Dr Brooks added: “Dentistry has long been regarded as a highly stressful profession. However, to date there has been a lack of studies which have investigated factors associated with stress and its effect on performance.
“This review highlights where those gaps exist and refers to previous studies around this issue. I hope that the review will be of use to those considering undertaking research in this important area.
“We all want the best for our patients. However, dentists, like the rest of us, are only human and suffer from the same types of problems as the rest of the general population.
“To really understand the issues that affect the performance of dental practitioners, it will be vital for more research to be conducted. The review that we have published today serves as a platform on which further research could be based”.
NCAS receives between 80 and 100 referrals of dental practitioners each year by health care organisations which need advice and support to address performance concerns.

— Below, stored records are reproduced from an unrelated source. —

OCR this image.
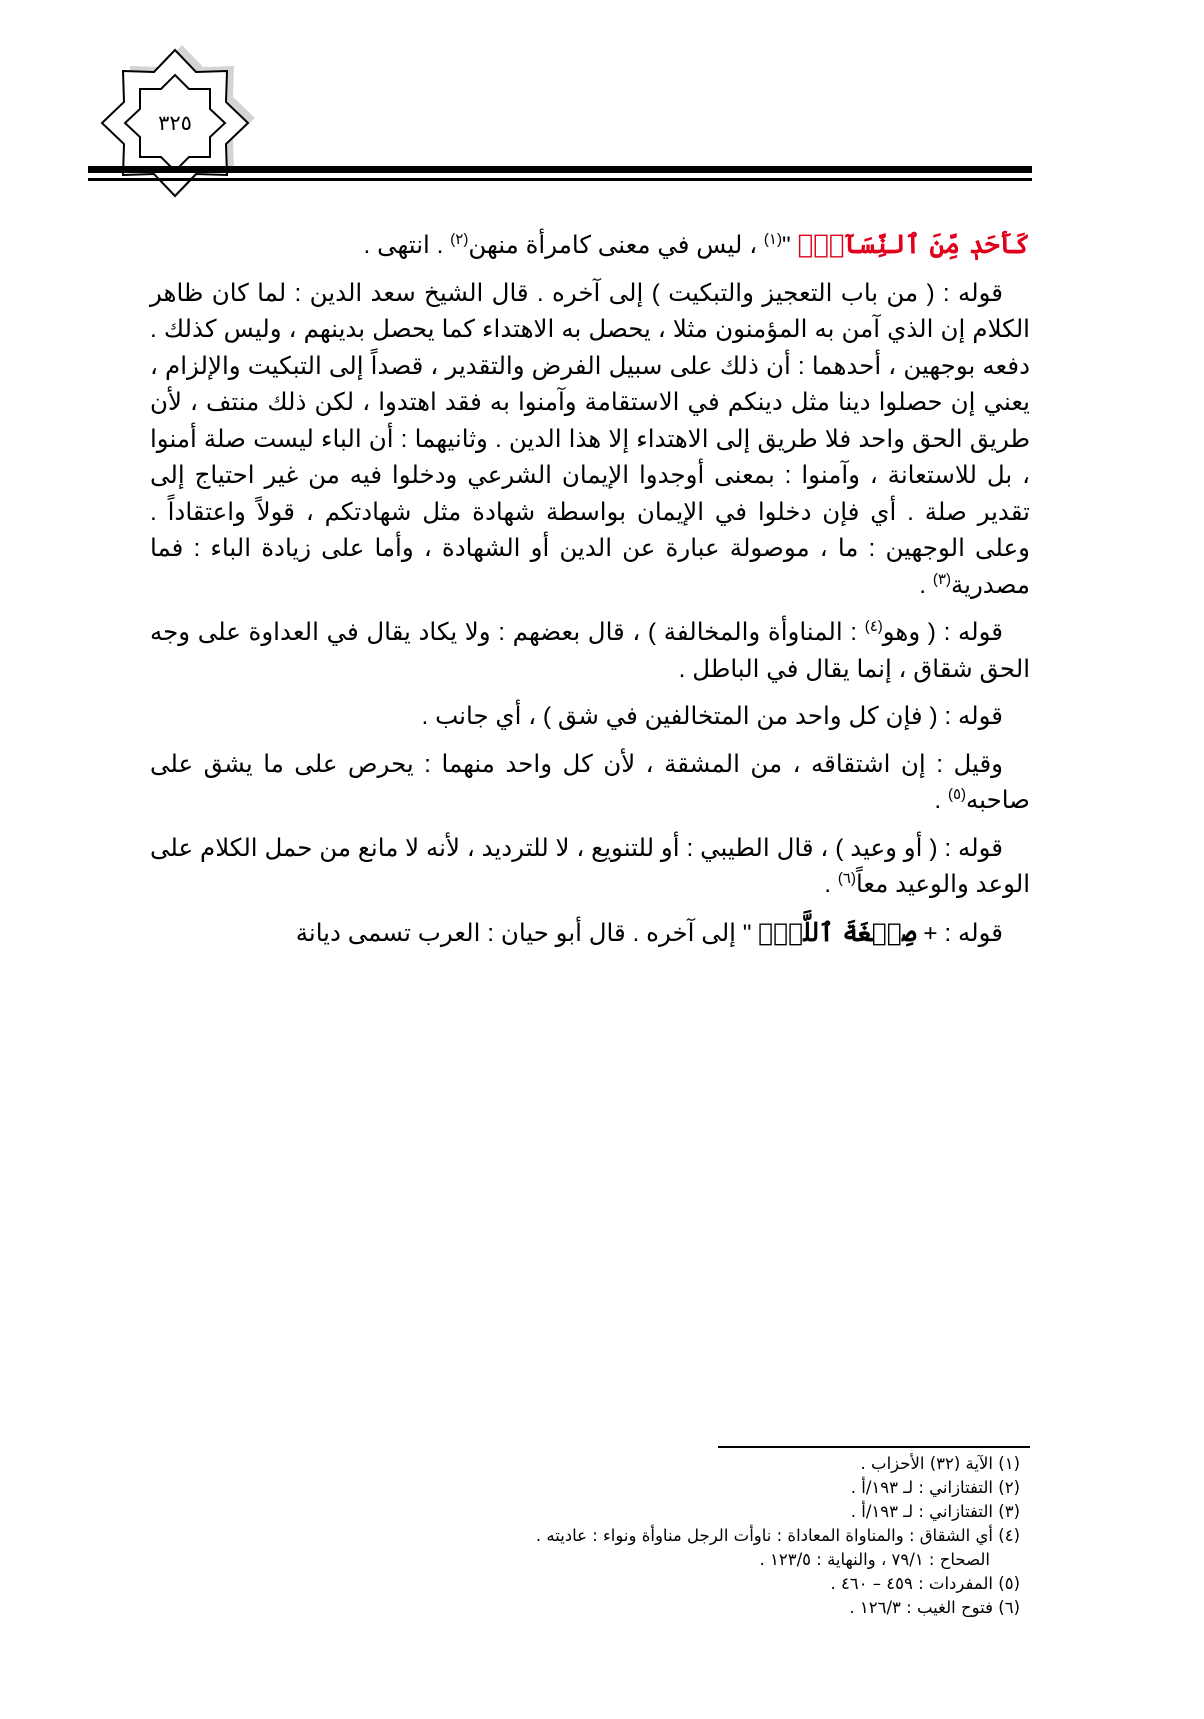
٣٢٥

كَأَحَدٖ مِّنَ ٱلنِّسَآءِۚ "$^{(١)}$ ، ليس في معنى كامرأة منهن$^{(٢)}$ . انتهى .

قوله : ( من باب التعجيز والتبكيت ) إلى آخره . قال الشيخ سعد الدين : لما كان ظاهر الكلام إن الذي آمن به المؤمنون مثلا ، يحصل به الاهتداء كما يحصل بدينهم ، وليس كذلك . دفعه بوجهين ، أحدهما : أن ذلك على سبيل الفرض والتقدير ، قصداً إلى التبكيت والإلزام ، يعني إن حصلوا دينا مثل دينكم في الاستقامة وآمنوا به فقد اهتدوا ، لكن ذلك منتف ، لأن طريق الحق واحد فلا طريق إلى الاهتداء إلا هذا الدين . وثانيهما : أن الباء ليست صلة أمنوا ، بل للاستعانة ، وآمنوا : بمعنى أوجدوا الإيمان الشرعي ودخلوا فيه من غير احتياج إلى تقدير صلة . أي فإن دخلوا في الإيمان بواسطة شهادة مثل شهادتكم ، قولاً واعتقاداً . وعلى الوجهين : ما ، موصولة عبارة عن الدين أو الشهادة ، وأما على زيادة الباء : فما مصدرية$^{(٣)}$ .

قوله : ( وهو$^{(٤)}$ : المناوأة والمخالفة ) ، قال بعضهم : ولا يكاد يقال في العداوة على وجه الحق شقاق ، إنما يقال في الباطل .

قوله : ( فإن كل واحد من المتخالفين في شق ) ، أي جانب .

وقيل : إن اشتقاقه ، من المشقة ، لأن كل واحد منهما : يحرص على ما يشق على صاحبه$^{(٥)}$ .

قوله : ( أو وعيد ) ، قال الطيبي : أو للتنويع ، لا للترديد ، لأنه لا مانع من حمل الكلام على الوعد والوعيد معاً$^{(٦)}$ .

قوله : + صِبۡغَةَ ٱللَّهِۖ " إلى آخره . قال أبو حيان : العرب تسمى ديانة

(١) الآية (٣٢) الأحزاب .
(٢) التفتازاني : لـ ١٩٣/أ .
(٣) التفتازاني : لـ ١٩٣/أ .
(٤) أي الشقاق : والمناواة المعاداة : ناوأت الرجل مناوأة ونواء : عاديته .
الصحاح : ٧٩/١ ، والنهاية : ١٢٣/٥ .
(٥) المفردات : ٤٥٩ – ٤٦٠ .
(٦) فتوح الغيب : ١٢٦/٣ .
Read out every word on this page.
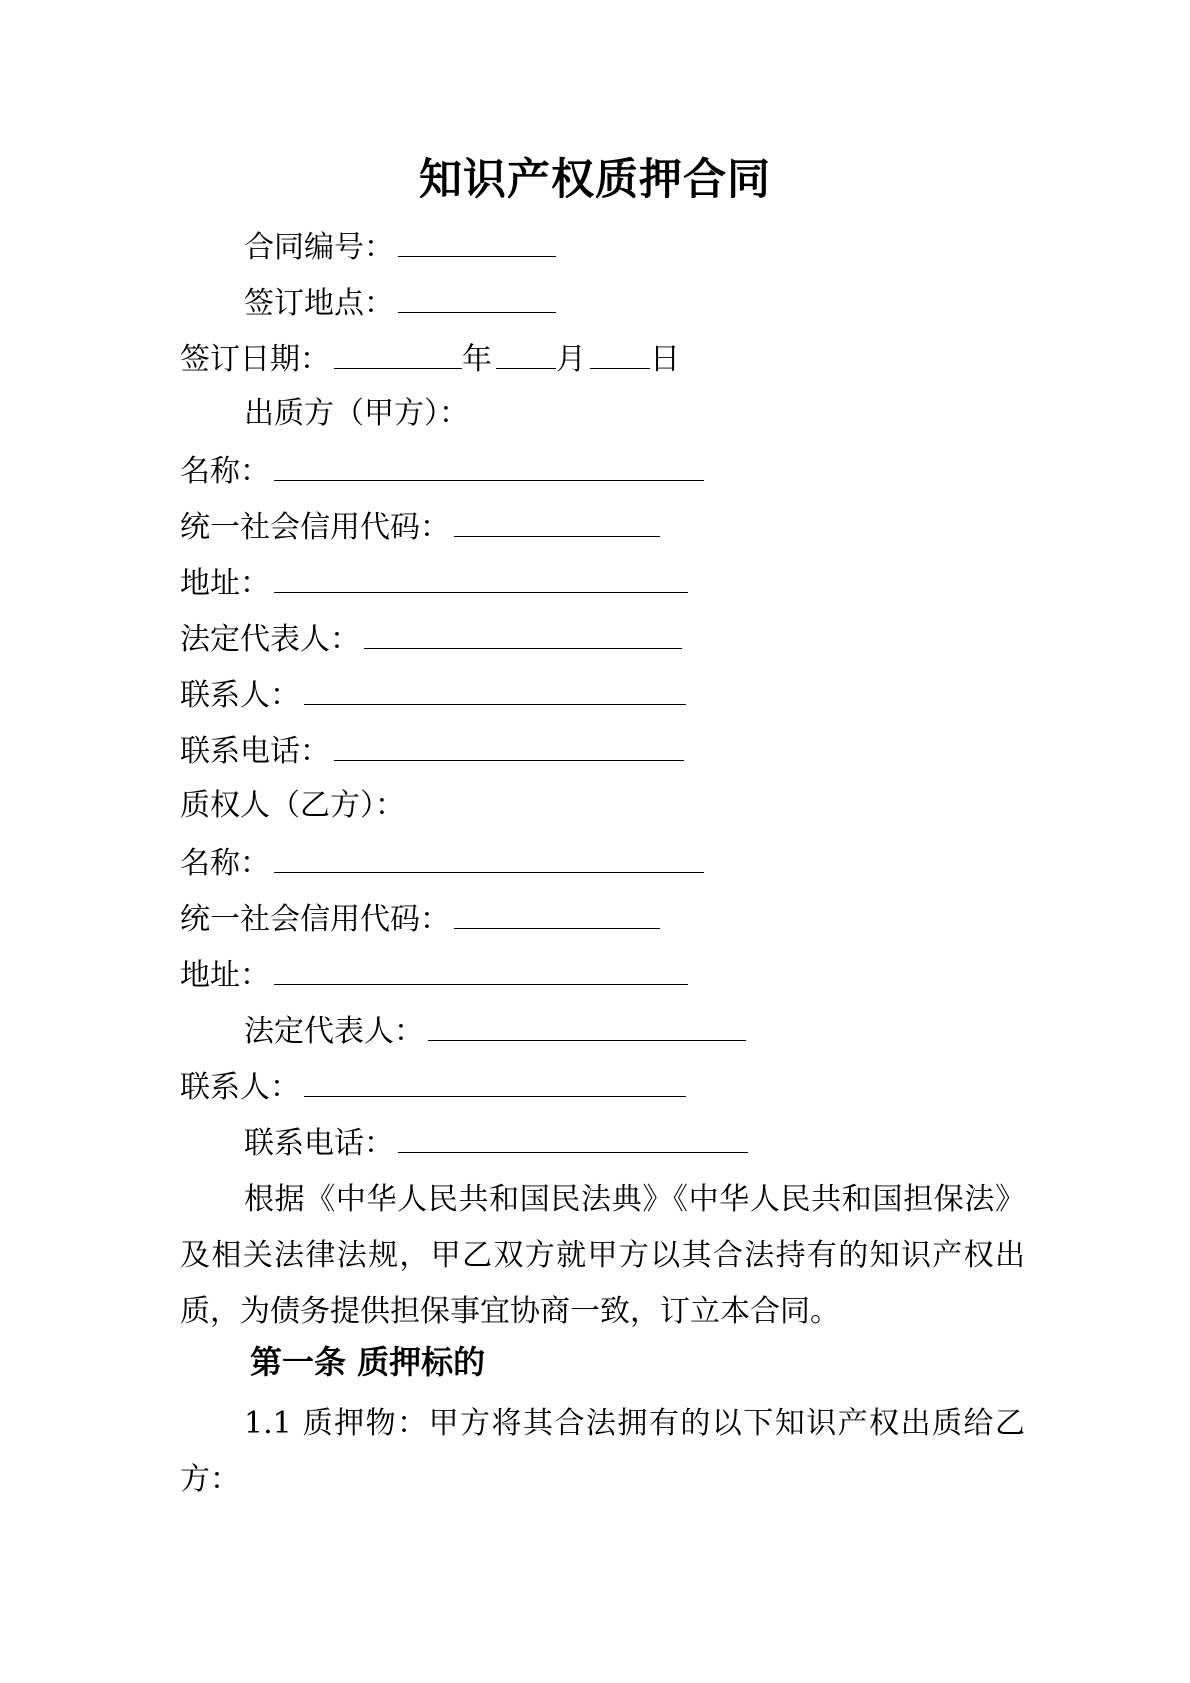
知识产权质押合同
合同编号：
签订地点：
签订日期：	年 月 日
出质方（甲方）：
名称：
统一社会信用代码：
地址：
法定代表人：
联系人：
联系电话：
质权人（乙方）：
名称：
统一社会信用代码：
地址：
法定代表人：
联系人：
联系电话：
根据《中华人民共和国民法典》《中华人民共和国担保法》及相关法律法规，甲乙双方就甲方以其合法持有的知识产权出质，为债务提供担保事宜协商一致，订立本合同。
第一条 质押标的
1.1 质押物：甲方将其合法拥有的以下知识产权出质给乙方：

For a copy of the Literature Review, please visit www.ncas.npsa.nhs.uk/publications/evaluation-and-research
Notes to editors
1. NCAS provides general and specialist advice to help organisations address concerns about the practice of individual dentists, doctors or pharmacists or, in some cases, of practice teams. NCAS also undertakes formal assessment of practitioners.
2. NCAS is currently a division of the National Patient Safety Agency (NPSA). In July 2010, the Department of Health published its review of Arm’s Length Bodies – Liberating the NHS: Report of the arm’s-length bodies review. Although the report announced the abolition of the NPSA, it did stipulate that NCAS functions are to continue. These services will continue to remain free of charge to NHS organisations until the NCAS becomes self-funding; this is expected within two to three years.